Carsten Roemheld: Anleger stehen vor einer ungemütlichen zweiten Jahreshälfte

Die Kapitalmärkte stehen erneut vor einer Phase der Umbrüche. Die jüngsten Entwicklungen in den USA, die geopolitische Lage und strukturelle Verschiebungen in der Geldpolitik deuten auf eine volatile zweite Jahreshälfte hin. Die Analyse von Carsten Roemheld, Kapitalmarktstratege bei Fidelity International, zeigt, welche Faktoren Anleger in den kommenden Monaten besonders im Blick behalten sollten. Fidelity International | 08.08.2025 07:52 Uhr
Carsten Roemheld, Kapitalmarktstratege bei Fidelity International / © e-fundresearch.com / Fidelity International
Carsten Roemheld, Kapitalmarktstratege bei Fidelity International / © e-fundresearch.com / Fidelity International

  • USA steuern auf eine Rezession zu – mit geldpolitisch begrenztem Handlungsspielraum
  • Fiskalische Dominanz untergräbt die Unabhängigkeit der Fed

US-Zinspolitik: Kurswechsel möglich – aber nicht sicher

Die Wahrscheinlichkeit einer Zinssenkung durch die US-Notenbank bei ihrer Sitzung am 17. September ist zuletzt sprunghaft auf über 90% gestiegen. Diese Erwartung basiert auf schwachen Arbeitsmarktdaten und einer drastischen Revision der Vormonatszahlen – die größte seit 1979. Dennoch gehen wir davon aus, dass die Fed sich schwer tun wird, eine Zinssenkung zu begründen, insbesondere nach den jüngsten restriktiven Aussagen von Jerome Powell und einem Arbeitsmarkt, der nicht ganz so schwach ist wie es die jüngsten Zahlen nahelegen.

Politisch scheint sich die Einflussnahme auf die Fed zu verstärken: Der Rücktritt von Fed-Governor Adriana Kugler eröffnet dem ehemaligen Präsidenten Trump die Möglichkeit, einen weiteren Notenbankvertreter zu ernennen. Dies wird den Druck auf die geldpolitische Führung weiter erhöhen und die Richtung der US-Zinspolitik nachhaltig beeinflussen.

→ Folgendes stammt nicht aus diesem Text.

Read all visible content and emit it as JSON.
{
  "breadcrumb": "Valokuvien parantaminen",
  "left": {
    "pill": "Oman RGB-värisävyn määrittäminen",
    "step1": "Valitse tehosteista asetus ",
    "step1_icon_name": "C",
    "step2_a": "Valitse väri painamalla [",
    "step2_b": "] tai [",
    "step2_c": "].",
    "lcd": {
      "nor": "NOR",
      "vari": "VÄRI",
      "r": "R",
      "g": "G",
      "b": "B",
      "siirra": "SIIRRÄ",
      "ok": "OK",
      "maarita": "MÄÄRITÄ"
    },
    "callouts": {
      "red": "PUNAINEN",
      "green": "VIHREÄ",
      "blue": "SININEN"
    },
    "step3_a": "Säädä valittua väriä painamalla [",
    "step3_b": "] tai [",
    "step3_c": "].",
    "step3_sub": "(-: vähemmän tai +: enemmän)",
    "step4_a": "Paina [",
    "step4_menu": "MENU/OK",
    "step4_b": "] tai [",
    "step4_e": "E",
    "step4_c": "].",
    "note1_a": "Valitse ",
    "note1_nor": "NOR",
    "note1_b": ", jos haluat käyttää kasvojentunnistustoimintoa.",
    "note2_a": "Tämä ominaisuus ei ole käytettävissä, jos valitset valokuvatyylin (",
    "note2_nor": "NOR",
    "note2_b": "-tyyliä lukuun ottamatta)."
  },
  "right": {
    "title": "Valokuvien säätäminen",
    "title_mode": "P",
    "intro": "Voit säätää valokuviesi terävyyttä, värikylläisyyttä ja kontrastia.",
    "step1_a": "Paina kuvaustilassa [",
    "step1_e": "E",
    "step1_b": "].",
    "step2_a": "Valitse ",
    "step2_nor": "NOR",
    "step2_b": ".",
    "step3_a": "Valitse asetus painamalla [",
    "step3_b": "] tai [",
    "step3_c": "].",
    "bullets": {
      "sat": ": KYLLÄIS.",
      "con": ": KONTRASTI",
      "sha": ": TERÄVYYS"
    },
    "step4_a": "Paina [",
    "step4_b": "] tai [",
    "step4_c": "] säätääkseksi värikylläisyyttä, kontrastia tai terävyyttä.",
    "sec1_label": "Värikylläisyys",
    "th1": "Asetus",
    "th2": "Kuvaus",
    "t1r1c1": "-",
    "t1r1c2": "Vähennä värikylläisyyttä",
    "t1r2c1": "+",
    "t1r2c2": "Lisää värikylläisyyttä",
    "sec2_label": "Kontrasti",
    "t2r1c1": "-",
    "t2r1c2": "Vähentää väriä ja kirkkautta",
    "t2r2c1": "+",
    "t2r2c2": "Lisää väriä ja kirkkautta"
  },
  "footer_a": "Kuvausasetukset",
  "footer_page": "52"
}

Zölle und Handelskonflikte: Eskalation wahrscheinlich

Die Zolldebatte ist keineswegs abgeschlossen. Neue Maßnahmen gegen über 60 Länder – darunter Indien, Taiwan, Schweiz und Kanada – sind bereits angekündigt. Weitere Sektorzölle und Strafmaßnahmen gegen BRICS-Staaten stehen im Raum. Die tatsächlichen Auswirkungen werden sich erst deutlich nach dem 7. August zeigen, wenn die Zölle verbindlich greifen und die Vorzieheffekte bei den Lagerbeständen kompensiert sind, die die aktuelle Lage verzerren.

Die Fed agiert vorsichtig, da die wirtschaftlichen Folgen der Zölle aus den zuvor genannten Gründen noch nicht vollständig absehbar sind. Eine konjunkturelle Eintrübung in den kommenden Monaten gilt als wahrscheinlich. Die Atlanta Fed hat bereits vor einer Rezession gewarnt, sollte das durchschnittliche Zollniveau auf 20% steigen – ein Schwellenwert, dem die USA gefährlich nahekommen.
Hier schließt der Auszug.